O Código Civil estabelece, no art. 422, que os contratantes devem observar conduta ética de lealdade e boa-fé na formação e na execução do contrato; no caso, os regulamentos do plano de saúde, como dito, não evidenciam, de maneira expressa, a cobertura assistencial dentro dos limites mínimos estabelecidos pela ANS e o texto negocial associado ao parecer técnico de regulação autoriza reconhecer a cobertura para o tratamento pedido.
O artigo 423, do Código Civil, por sua vez, dispõe que quando houver no contrato de adesão cláusulas que gerem dúvida quanto à sua interpretação, será adotada a mais favorável ao aderente; reconhecida, portanto, a existência de dúvida no contrato firmado entre as partes, conforme alhures referido, reputo devida a cobertura do procedimento indicado a inicial, justamente por ser a interpretação que mais favorece ao beneficiário que aderiu ao contrato de prestação de serviço suplementar à saúde.

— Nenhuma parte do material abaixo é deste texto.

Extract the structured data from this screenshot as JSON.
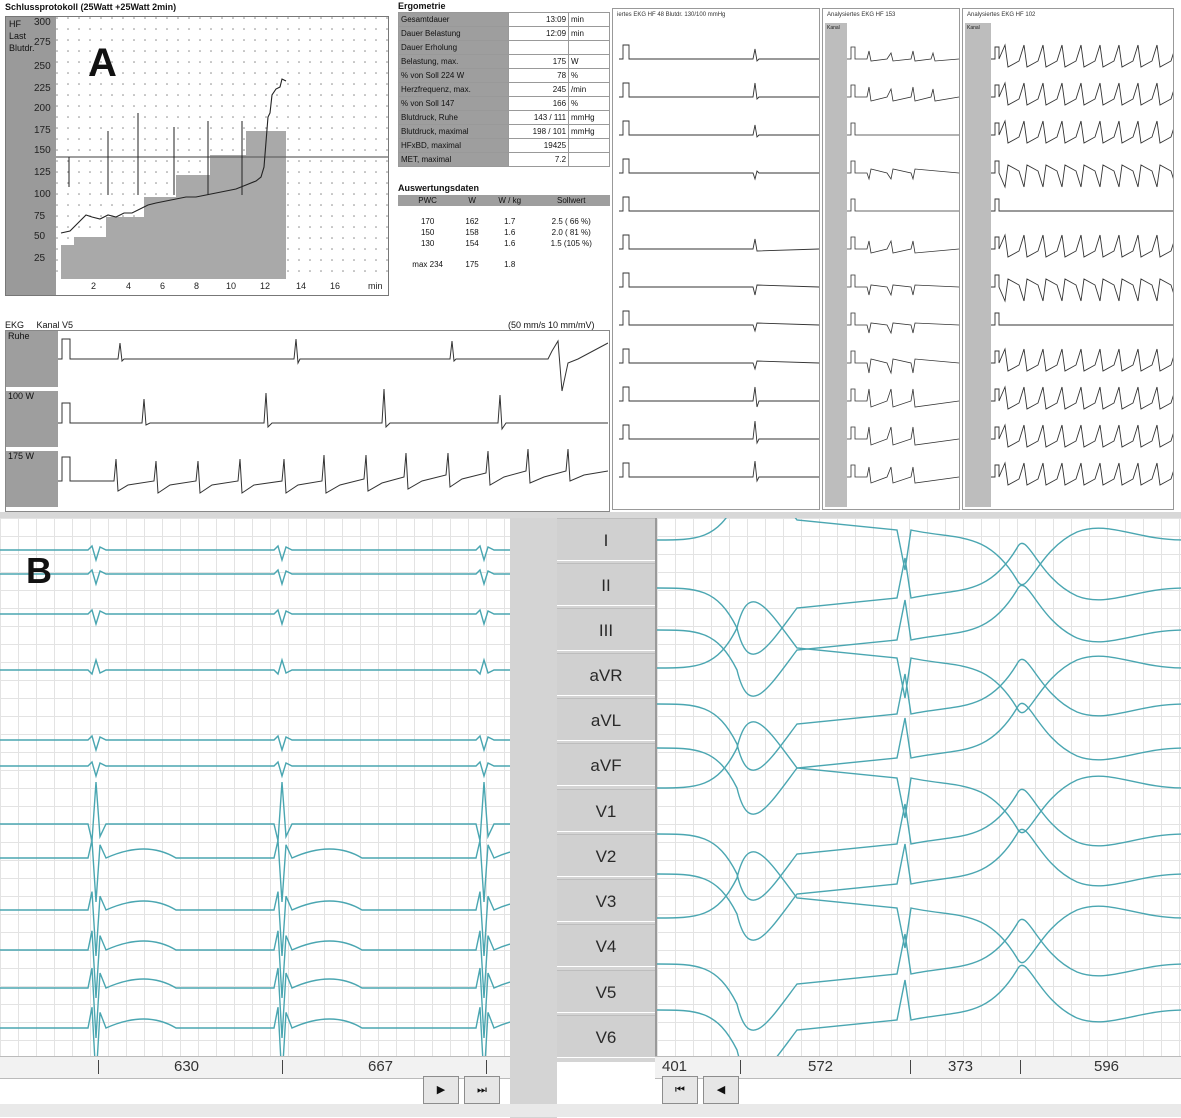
{
  "panel_a": {
    "label": "A",
    "chart_title": "Schlussprotokoll  (25Watt  +25Watt  2min)",
    "row_labels": [
      "HF",
      "Last",
      "Blutdr."
    ],
    "y_ticks": [
      "300",
      "275",
      "250",
      "225",
      "200",
      "175",
      "150",
      "125",
      "100",
      "75",
      "50",
      "25"
    ],
    "x_ticks": [
      "2",
      "4",
      "6",
      "8",
      "10",
      "12",
      "14",
      "16",
      "min"
    ],
    "ergometrie": {
      "title": "Ergometrie",
      "rows": [
        {
          "label": "Gesamtdauer",
          "value": "13:09",
          "unit": "min"
        },
        {
          "label": "Dauer Belastung",
          "value": "12:09",
          "unit": "min"
        },
        {
          "label": "Dauer Erholung",
          "value": "",
          "unit": ""
        },
        {
          "label": "Belastung, max.",
          "value": "175",
          "unit": "W"
        },
        {
          "label": "% von Soll 224 W",
          "value": "78",
          "unit": "%"
        },
        {
          "label": "Herzfrequenz, max.",
          "value": "245",
          "unit": "/min"
        },
        {
          "label": "% von Soll 147",
          "value": "166",
          "unit": "%"
        },
        {
          "label": "Blutdruck, Ruhe",
          "value": "143 / 111",
          "unit": "mmHg"
        },
        {
          "label": "Blutdruck, maximal",
          "value": "198 / 101",
          "unit": "mmHg"
        },
        {
          "label": "HFxBD, maximal",
          "value": "19425",
          "unit": ""
        },
        {
          "label": "MET, maximal",
          "value": "7.2",
          "unit": ""
        }
      ]
    },
    "auswertung": {
      "title": "Auswertungsdaten",
      "headers": [
        "PWC",
        "W",
        "W / kg",
        "Sollwert"
      ],
      "rows": [
        [
          "170",
          "162",
          "1.7",
          "2.5  ( 66 %)"
        ],
        [
          "150",
          "158",
          "1.6",
          "2.0  ( 81 %)"
        ],
        [
          "130",
          "154",
          "1.6",
          "1.5  (105 %)"
        ],
        [
          "max 234",
          "175",
          "1.8",
          ""
        ]
      ]
    },
    "ekg_strip": {
      "title": "EKG",
      "channel": "Kanal  V5",
      "speed": "(50 mm/s  10 mm/mV)",
      "rows": [
        "Ruhe",
        "100 W",
        "175 W"
      ]
    },
    "scan1_header": "iertes EKG   HF  48   Blutdr.   130/100 mmHg",
    "scan2_header": "Analysiertes EKG   HF  153",
    "scan3_header": "Analysiertes EKG   HF  102",
    "scan_col_label": "Kanal"
  },
  "panel_b": {
    "label": "B",
    "leads": [
      "I",
      "II",
      "III",
      "aVR",
      "aVL",
      "aVF",
      "V1",
      "V2",
      "V3",
      "V4",
      "V5",
      "V6"
    ],
    "left_intervals": [
      "630",
      "667"
    ],
    "right_intervals": [
      "401",
      "572",
      "373",
      "596"
    ],
    "btn_play": "▶",
    "btn_end": "⏭",
    "btn_start": "⏮",
    "btn_back": "◀"
  },
  "colors": {
    "trace": "#4aa6b1",
    "grid": "#e3e3e3",
    "stair": "#a9a9a9"
  }
}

Pelo exposto, com base nos artigos referidos, aos quais acresço os artigos 85 e 487, I, CPC, JULGO PROCEDENTE a pretensão autoral para, confirmando-se a tutela antecipada deferida, condenar a ré a cobrir o tratamento descrito na inicial. Condeno a demandada, ainda, no pagamento de honorários de sucumbência, que ora fixo em 10% (dez por cento) sobre o valor atualizado da causa e na devolução do valor das custas atualizadas desde a data do desembolso, ambos pela tabela do ENCOGE.
P.R.I. e, após o trânsito em julgado, arquivem-se.